Small Farms

Increased yields and higher prices for horticulture producers

Australian horticulture producers have started 2017 on the back of a positive 2016, which saw increased yields and higher prices, according to Rural Bank and Rural Finance’s new Australian Horticulture Report.

The inaugural report, launched by Rural Bank and Rural Finance’s specialist insights team Ag Answers, includes information about national and international production, seasonal conditions, prices, demand and the financial performance of Australia’s horticulture sector.

Vegetable and fruit prices trended higher in 2016 on the back of increased domestic consumption and tight supply towards the end of 2016. Export demand continued to improve particularly for wine, citrus and nuts.

The new report found that while total horticulture production for the 2014/15 financial year only increased by a modest two per cent year-on-year to 5.7 million tonnes, the value of Australian horticulture production increased by an impressive eight per cent year-on-year to more than $10.5 billion.

In some product categories, the sector really shone – for example, nut production increased by 19 per cent and its value by a staggering 35 per cent, to transform it into an industry now valued at more than $1 billion.

Andrew Smith, General Manager Agribusiness for Rural Bank and Rural Finance, said the Australian horticulture industry is in a good position to build on the successes achieved in 2016 and to increase production to meet the ever-increasing demand from Asian markets for Australian grown fruit, vegetables and wine.

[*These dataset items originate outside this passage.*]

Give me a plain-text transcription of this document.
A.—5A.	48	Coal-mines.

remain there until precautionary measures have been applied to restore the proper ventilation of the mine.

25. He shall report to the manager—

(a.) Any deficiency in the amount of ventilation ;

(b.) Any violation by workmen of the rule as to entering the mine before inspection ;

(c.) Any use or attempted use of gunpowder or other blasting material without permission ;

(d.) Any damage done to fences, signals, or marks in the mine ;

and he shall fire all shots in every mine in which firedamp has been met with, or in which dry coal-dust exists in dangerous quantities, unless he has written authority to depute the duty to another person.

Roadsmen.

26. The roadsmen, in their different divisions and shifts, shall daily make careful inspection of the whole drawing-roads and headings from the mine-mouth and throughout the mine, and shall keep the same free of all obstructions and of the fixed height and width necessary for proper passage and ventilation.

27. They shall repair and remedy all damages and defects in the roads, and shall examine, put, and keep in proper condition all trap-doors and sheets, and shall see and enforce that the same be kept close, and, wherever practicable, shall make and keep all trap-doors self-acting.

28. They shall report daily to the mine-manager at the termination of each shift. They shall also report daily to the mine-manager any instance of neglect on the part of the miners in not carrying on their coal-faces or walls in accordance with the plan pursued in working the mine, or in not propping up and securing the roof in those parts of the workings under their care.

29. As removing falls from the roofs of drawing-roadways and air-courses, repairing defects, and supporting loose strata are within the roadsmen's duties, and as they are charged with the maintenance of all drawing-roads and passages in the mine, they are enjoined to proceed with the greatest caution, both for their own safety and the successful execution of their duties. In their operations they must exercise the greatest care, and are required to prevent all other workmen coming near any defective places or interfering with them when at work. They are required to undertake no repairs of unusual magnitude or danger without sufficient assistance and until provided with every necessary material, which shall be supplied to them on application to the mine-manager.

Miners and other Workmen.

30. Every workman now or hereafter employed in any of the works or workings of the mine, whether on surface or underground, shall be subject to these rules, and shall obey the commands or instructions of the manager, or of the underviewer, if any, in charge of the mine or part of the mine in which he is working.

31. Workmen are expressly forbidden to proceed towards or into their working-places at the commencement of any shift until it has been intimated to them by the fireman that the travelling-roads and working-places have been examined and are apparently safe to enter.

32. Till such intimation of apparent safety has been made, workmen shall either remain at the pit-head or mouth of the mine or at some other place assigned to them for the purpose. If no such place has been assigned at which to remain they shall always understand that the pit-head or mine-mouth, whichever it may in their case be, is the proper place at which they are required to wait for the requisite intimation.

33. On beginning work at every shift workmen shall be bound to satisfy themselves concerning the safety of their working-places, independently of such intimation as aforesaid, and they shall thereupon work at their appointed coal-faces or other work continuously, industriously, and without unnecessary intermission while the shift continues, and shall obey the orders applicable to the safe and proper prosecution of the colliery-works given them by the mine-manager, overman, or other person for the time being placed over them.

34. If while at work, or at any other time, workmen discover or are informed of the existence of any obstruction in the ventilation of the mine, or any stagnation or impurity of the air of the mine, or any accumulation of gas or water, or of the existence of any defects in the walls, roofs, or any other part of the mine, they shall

“With higher prices achieved by farmers for their produce in 2016, the challenge now for the industry will be to sustain these prices and increase production to meet the demand.

“The six per cent increase in fruit consumption recorded in 2014/15 is further evidence of this increasing demand. As a result, it’s absolutely crucial Australian horticulture producers find solutions to the dwindling availability of seasonal workers. This is the single biggest issue facing the industry at present as it has the potential to stymie the future growth of the sector and its ability to adequately supply domestic and international markets.

“The future of Australian horticulture is bright but producers must continue to closely monitor the trends so it can prepare and counter any attempts to substitute local produce for cheaper foreign frozen alternatives,” Mr Smith said.

From a business perspective, the report revealed that Australian vegetable farmers have rarely had it so good.

Income has increased significantly over the last three years with the average income of Australian vegetable farms now $1.1 million – a 5.2 per cent increase on 2014/15 income levels.

This dramatic increase in income is primarily due to higher yields in most crops and price improvements particularly in potatoes and tomatoes. However, with forecasts predicting warmer and drier conditions over winter and spring 2017, this could lead to lower yields and reduced incomes for horticulture producers 2017.

On the demand side, the report discovered that domestic consumption of fruit is growing at or above the rate of production for a range of varieties, with avocados, blueberries, raspberries, oranges lemons and limes all imported to meet seasonal demand throughout 2017.

With a six per cent increase in fruit consumption recorded in 2014/15, the seasonal nature of these fruits coupled with increased export volumes suggests demand is likely to outpace supply in 2017.

According to the Australian Horticulture Report, the total value of Australian horticulture exports was $2.1 billion in 2015/16, a 37 per cent increase on 2014/15 figures.

Nuts were the highest value segment at $902 million – an increase of 27 per cent – but fruit and vegetable exports also rose by an incredible 46 and 31 per cent respectively.

This significant increase in the value of horticulture exports has come largely from increased demand for Australian produce from Asian countries such as China, Singapore, Japan, Malaysia and South Korea.

Finally, the new report also revealed that EU wine production declined by almost 10 per cent in 2016 due to extensive frost damage to vines throughout France, Spain and Italy.

Vine growing area is declining as a result of voluntary withdrawal and shrinking profit margin, this could increase the price of European wine.

This is favourable news for Australian wine producers especially in light of the 9.3 per cent increase in the value of Australian wine exported in 2015/16.